Don’t worry, I have four pillars: family, friends, spiritual support, and medicine. Palliative care is my salvation.

His father is a pediatrician, his mother a nurse.

They taught me to live day by day, and by learning to die, I have learned to live. And it turns out that my life is not a miserable life. I have had many respiratory crises in which I thought I was going to die, but here I am, and I feel happy.

A survivor.

You learn, you have to accept that the end will come any day, but it will come to all of us, you have to keep that in mind but not obsess over it.

Do you achieve it?

I have my ups and downs, but I value what I have and what I can still do, like chatting with you, studying, enjoying a movie, music, fire… My list is endless. Daily life is full of small gifts.

We should all be more grateful.

I assure you that you can find happiness in a simple life.

Perhaps more than anywhere else.

My body has been atrophying, but my spirit has been gaining flexibility and acceptance. Perhaps the hardest thing has been distinguishing what the circumstances are from what the problems are.

What is the difference?

The disease is my circumstance. I don’t like it, but I have to accept it to be able to see the good things around me. Studying has meant for me many problems of mobility, tiredness, capacity, a challenge that requires not resigning. I can face the problems, I must learn to carry the circumstances

What comforts you on a bad day?

Bruna, my dog, a German Shepherd who keeps me company and gives me a lot of love. And I have great views, I never miss a sunset. For a year, I took a photo of the sunset from the same angle every day.

And now, when I see all 365 photos of sunsets together, what do I think?

That there are days of all colors: gray days, sunny days, red days, blue days, rainy days, it’s like life. It is life.

What are you up to now?

I have three baby chicks that I have given to my godson. They are in my house, and I have photographed them every day as they grow. It’s an incredible transformation! My father takes the photos, and I direct, haha.

What has been the most difficult adaptation?

Stopping eating and having to feed myself through a tube. In my house, everything revolves around the table. But I can have a glass of sangria from time to time. You have to look at the positive side of life, don’t you think?

That’s very easy to say and very difficult to carry out.

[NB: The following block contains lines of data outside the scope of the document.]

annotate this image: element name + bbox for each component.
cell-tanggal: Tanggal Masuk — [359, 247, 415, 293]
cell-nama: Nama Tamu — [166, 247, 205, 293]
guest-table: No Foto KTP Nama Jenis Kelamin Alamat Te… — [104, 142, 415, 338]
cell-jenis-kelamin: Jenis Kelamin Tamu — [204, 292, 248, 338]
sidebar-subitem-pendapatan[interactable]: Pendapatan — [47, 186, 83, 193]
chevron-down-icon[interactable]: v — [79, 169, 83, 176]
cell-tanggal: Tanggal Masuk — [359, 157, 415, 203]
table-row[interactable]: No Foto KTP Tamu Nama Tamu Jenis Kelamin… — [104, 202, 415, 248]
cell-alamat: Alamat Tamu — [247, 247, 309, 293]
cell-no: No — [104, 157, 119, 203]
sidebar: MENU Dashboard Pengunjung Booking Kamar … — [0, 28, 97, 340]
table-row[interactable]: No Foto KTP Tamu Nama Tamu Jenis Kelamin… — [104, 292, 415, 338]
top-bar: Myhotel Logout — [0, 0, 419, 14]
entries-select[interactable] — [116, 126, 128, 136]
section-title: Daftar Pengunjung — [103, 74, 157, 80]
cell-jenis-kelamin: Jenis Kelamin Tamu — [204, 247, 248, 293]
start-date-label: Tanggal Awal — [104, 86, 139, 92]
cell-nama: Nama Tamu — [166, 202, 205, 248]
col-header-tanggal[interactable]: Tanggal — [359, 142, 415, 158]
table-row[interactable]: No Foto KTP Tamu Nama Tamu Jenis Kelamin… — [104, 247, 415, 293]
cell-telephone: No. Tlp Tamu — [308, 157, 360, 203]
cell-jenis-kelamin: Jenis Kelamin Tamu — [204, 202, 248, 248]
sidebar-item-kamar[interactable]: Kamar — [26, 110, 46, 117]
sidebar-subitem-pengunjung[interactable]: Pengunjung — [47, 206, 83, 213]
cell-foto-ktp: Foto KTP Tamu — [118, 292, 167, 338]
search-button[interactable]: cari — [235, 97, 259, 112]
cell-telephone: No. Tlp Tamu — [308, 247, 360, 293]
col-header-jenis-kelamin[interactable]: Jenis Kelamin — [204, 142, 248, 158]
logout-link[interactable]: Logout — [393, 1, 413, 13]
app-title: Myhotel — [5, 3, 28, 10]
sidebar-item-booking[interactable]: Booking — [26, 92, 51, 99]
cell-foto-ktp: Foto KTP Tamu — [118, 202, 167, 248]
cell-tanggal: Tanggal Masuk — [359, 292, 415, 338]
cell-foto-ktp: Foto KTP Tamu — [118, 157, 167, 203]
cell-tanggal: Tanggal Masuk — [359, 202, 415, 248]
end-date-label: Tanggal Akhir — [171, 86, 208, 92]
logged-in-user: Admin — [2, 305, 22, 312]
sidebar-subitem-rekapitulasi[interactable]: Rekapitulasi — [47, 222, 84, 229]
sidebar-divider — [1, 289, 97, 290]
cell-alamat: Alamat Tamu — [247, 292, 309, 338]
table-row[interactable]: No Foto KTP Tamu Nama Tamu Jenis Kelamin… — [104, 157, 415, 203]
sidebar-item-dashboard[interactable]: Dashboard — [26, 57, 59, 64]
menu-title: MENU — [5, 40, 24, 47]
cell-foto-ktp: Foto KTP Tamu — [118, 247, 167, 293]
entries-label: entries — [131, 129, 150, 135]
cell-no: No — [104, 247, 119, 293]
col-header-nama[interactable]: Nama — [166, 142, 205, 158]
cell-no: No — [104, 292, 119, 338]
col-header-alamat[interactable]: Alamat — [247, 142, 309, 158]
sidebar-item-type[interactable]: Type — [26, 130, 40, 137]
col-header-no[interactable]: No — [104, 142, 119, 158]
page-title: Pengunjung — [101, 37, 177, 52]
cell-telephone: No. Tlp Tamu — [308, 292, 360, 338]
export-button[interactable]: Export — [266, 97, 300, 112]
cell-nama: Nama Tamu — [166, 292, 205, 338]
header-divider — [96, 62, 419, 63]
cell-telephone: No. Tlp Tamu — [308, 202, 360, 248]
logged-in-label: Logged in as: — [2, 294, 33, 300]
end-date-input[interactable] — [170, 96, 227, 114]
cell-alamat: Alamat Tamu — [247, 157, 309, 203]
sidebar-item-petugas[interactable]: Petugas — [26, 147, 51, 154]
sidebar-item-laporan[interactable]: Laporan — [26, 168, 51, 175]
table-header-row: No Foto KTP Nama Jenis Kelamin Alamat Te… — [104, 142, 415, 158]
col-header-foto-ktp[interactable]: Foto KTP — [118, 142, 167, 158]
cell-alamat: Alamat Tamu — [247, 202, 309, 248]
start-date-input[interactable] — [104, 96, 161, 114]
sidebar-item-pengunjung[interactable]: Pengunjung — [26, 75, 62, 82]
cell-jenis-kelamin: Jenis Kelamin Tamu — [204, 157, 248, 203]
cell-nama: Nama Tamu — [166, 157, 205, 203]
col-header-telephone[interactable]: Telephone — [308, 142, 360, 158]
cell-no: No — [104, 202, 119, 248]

It’s a daily struggle. You have to build with what you have, and I am very lucky, surrounded by family and friends who love and accept me. They have also had to face my illness.

And how have your friends done?

Very naturally. They have never pitied me, they tease me just like they do with each other. Sometimes they put things on top of me as if I were a Christmas tree. I laugh a lot with them.

You have a good character.

Accepting your situation allows you to accept the help and love of others. And if you take your difficulties with joy, it also makes it easier for them. Accepting help from others is important, but not just for yourself.

Tell me more.

Doing something good for others forces you to go beyond yourself, and I think that’s very good for society. A society of people who need and help each other is a better society.

We all need help.

Especially as we age. Let’s not abandon each other. I think happiness is as simple as not focusing on oneself but on others. My life also has meaning.

What are your fears?

The unexpected, but I have hope that everything will turn out well.

Is that possible?

Expectations in a degenerative disease are always bad, but my parents were told I wouldn’t reach adolescence, and here I am, because medicine is advancing, so it’s better to live day by day.

I see.

Palliative care provides me with the necessary medication so that I do not suffer, and they accompany me psychologically, emotionally, and spiritually.

Have you ever considered euthanasia?

Never. If people had the care they needed, they might not want to die.